Conjuring 3: Im Bann des Teufels

Direkt schwungvoll

fängt dieser neue Conjuring-Film an, diesmal in der Regie von Michael Chaves nach dem Drehbuch von Davi Leslie und Johnson-McGoldrick. Ein Exorzismus an einem achtjährigen, bebrillten Milchbubi ist so energiegeladen, dass schier die Leinwand zu bersten droht. 

Dann ist er weg dieser Dämon, ausgetrieben der Teufel. 

Denkste, wird uns ein Zwischentext belehren, das war erst der Anfang, sonst wäre ja der Film arg kurz geworden. 

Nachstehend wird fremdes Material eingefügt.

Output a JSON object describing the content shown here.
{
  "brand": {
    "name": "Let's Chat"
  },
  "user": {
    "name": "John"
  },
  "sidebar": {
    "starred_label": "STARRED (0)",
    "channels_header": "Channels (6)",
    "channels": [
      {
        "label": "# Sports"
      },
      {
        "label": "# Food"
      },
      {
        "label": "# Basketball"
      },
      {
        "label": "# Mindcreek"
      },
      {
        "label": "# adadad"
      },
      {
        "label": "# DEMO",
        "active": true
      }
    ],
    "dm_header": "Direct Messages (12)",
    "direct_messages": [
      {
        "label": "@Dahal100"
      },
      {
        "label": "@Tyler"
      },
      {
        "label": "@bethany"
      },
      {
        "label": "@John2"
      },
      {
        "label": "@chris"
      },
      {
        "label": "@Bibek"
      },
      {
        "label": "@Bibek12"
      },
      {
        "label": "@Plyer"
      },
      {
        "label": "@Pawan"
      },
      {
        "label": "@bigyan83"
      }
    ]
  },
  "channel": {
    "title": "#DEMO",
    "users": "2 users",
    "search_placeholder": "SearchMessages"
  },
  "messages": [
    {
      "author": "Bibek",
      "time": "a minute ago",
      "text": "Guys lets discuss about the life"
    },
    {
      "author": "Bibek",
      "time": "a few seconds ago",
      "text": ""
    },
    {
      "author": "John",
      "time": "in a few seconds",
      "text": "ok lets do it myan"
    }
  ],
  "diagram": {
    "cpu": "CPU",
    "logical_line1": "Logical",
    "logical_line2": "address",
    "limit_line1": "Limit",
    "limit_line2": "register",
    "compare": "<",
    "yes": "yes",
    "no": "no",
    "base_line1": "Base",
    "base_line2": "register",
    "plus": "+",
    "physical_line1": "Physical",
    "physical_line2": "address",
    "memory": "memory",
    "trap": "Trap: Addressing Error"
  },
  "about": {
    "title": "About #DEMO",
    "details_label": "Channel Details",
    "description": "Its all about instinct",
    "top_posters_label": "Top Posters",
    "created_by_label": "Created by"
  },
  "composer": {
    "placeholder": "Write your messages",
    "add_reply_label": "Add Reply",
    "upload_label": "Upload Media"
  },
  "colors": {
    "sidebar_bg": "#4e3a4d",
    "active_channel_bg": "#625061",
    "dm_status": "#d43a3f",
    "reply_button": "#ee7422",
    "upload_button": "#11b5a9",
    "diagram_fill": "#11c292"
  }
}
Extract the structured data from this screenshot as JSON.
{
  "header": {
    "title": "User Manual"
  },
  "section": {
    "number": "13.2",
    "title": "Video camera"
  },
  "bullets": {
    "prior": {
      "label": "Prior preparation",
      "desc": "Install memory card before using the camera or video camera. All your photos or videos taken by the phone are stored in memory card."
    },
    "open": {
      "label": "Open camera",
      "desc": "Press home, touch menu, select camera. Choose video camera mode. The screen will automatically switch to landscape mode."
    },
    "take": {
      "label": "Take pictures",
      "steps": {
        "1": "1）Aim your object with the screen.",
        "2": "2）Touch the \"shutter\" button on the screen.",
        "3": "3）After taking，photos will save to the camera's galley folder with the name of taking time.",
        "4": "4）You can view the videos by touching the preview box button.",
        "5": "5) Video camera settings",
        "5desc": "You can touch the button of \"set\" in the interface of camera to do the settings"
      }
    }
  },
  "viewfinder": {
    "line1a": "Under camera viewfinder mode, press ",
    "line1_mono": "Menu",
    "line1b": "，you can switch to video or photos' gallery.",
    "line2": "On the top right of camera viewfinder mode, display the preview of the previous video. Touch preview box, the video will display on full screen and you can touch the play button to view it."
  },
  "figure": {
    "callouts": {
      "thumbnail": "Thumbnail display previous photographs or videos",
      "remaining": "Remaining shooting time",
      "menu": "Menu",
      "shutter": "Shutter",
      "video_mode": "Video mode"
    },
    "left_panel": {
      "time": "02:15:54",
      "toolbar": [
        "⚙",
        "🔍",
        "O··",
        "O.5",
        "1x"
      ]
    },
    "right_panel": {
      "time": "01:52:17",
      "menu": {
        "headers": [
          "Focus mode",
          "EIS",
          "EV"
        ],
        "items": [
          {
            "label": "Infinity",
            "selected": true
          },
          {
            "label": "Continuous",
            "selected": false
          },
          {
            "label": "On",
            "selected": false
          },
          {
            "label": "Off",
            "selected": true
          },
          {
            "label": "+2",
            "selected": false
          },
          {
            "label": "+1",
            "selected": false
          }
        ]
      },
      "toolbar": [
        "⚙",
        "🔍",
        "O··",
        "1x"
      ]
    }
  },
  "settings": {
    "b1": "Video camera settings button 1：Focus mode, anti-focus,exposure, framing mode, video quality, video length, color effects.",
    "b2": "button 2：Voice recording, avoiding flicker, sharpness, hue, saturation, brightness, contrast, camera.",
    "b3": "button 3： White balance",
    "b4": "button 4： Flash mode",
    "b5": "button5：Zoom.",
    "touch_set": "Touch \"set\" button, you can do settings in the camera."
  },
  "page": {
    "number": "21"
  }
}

David (Julian Hilliard), wie der Bub heißt, ist jetzt dämonenclean oder rein. Aber der Dämon hat Stehvermögen. Nach einer ruhigen Filmphase, in der bestens dosiert ab und an eine kleine Unregelmäßigkeit im Hause der Familie Warren sich zeigt, brennt er im älteren Bruder von David, Arne (Ruairi O‘ Connor), durch. Arne tötet sogar einen Kumpel. Arne war es unzweifelhaft. Das steht nicht zur Debatte. 

Die Hauptstory, die behauptet nach einer wahren Geschichte zu sein, ist nun die, für das Gericht Beweise zu sammeln, die belegen, dass nicht Arne als mündiger Mensch der Täter war, sondern dass er von einem Dämon besessen war. 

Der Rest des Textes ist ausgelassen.